Y luego eso de que los verdaderos conocimientos vienen de dentro.
¿Pero no vienen en algún momento todos los conocimientos desde
fuera, antes de entrar en la cabeza de la gente? Por otra parte, Sofía
se acordaba de situaciones en las que su madre o los profesores le
habían intentado enseñar algo que ella había sido reacia a aprender.
Cuando verdaderamente había aprendido algo, de alguna manera,
ella había contribuido con algo.
Cuando de repente había entendido algo, eso era quizás a lo que se
llamaba comprensión.
Pues sí, Sofía opinaba que se había defendido bastante bien en los
primeros ejercicios. Pero la siguiente afirmación era tan extraña
que simplemente se echó a reír: Quien sepa lo que es correcto
también hará lo correcto.
¿Significaba eso que cuando un ladrón robaba un banco lo hacía
porque no sabía que no era correcto?
Sofía no lo creía. Al contrario, pensaba que niños y adultos eran
capaces de hacer muchas tonterías, de las que a lo mejor se
arrepentían más tarde, y que precisamente lo hacían a pesar de
saber que no estaba bien lo que hacían.
Mientras meditaba sobre esto, oyó crujir unas hojas secas al otro
lado del seto que daba al gran bosque. ¿Sería acaso el mensajero?
Sofía tuvo la sensación de que su corazón daba un salto. Pero aún
tuvo mas miedo al oír que lo que se acercaba respiraba como un
animal.
De repente vio un gran perro que había conseguido meterse en el
Callejón desde el bosque. Tenía que ser un labrador. En la boca
llevaba un sobre amarillo grande, que soltó justamente delante de
las rodillas de Sofía. Todo sucedió con tanta rapidez que Sofía no
tuvo tiempo de reaccionar. En unos instantes tuvo el sobre en la
mano, pero el perro se había esfumado. Cuando todo hubo pasado,
reaccionó. Puso las manos sobre las piernas y empezó a llorar.

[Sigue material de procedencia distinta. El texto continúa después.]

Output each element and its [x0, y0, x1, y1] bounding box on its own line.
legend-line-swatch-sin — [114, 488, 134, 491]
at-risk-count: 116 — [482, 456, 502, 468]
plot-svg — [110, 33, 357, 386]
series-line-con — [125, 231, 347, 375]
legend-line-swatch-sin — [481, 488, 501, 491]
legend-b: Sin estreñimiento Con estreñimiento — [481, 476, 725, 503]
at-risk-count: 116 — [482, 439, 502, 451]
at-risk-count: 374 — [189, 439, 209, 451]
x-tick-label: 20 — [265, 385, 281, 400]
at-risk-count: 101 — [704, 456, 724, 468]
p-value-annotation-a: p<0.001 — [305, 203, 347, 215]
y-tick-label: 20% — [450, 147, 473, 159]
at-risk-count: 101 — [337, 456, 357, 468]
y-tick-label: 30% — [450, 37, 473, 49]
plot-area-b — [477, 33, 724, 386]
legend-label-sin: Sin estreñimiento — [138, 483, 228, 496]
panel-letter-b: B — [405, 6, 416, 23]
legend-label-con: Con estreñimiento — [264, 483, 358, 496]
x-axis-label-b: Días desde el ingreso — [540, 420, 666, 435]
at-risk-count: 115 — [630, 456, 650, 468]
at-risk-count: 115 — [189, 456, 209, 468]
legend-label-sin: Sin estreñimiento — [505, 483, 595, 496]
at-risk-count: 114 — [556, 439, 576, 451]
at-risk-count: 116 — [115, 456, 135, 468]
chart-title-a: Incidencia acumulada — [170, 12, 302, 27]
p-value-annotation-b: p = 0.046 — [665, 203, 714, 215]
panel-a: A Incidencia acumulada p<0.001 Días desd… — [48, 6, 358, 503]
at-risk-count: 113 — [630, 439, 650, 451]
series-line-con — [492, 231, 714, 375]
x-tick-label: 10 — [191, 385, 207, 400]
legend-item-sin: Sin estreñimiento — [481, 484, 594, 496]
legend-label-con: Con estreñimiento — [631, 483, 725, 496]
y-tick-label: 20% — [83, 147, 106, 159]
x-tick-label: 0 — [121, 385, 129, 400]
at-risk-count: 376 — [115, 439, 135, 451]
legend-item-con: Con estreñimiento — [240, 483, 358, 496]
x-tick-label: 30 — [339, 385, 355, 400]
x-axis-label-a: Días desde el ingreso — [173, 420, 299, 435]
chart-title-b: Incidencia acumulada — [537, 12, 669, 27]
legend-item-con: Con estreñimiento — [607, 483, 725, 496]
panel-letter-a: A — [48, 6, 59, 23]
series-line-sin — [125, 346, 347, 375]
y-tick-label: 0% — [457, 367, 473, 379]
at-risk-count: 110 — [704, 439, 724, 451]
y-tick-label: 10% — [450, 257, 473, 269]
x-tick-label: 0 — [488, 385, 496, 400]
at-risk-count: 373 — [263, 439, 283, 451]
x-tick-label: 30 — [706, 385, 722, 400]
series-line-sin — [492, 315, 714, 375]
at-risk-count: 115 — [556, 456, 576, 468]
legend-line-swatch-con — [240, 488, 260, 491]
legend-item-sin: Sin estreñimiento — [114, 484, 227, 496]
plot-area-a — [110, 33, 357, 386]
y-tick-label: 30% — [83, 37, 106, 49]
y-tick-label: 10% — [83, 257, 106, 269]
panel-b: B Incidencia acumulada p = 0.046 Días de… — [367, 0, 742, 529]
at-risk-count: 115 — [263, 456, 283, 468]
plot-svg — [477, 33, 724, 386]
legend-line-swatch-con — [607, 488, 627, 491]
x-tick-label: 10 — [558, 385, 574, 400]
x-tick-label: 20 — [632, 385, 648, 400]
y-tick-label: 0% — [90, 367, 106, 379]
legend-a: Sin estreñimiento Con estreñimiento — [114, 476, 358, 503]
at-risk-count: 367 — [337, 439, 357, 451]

No sabia cuánto tiempo había permanecido así, pero al cabo de un
rato volvió a levantar la vista.
¡Conque ése era el mensajero! Sofía respiró aliviada. Esa era la
razón por la que los sobres blancos siempre estaban mojados por
los bordes. Y ahora resultaba evidente por qué tenía como
incisiones en el papel. ¿Cómo no se le había ocurrido? Además,
ahora tenía cierta lógica la orden de meter una galleta dulce o un
terrón de azúcar en el sobre que ella mandara al filósofo.
No pensaba siempre tan rápidamente como le hubiera gustado. No
obstante, era indiscutible que tener a un perro bien enseñado como
mensajero era algo bastante insólito. Al menos podía abandonar la
idea de obligar al mensajero a revelar dónde se encontraba Alberto
Knox.
Sofía abrió el voluminoso sobre y se puso a leer.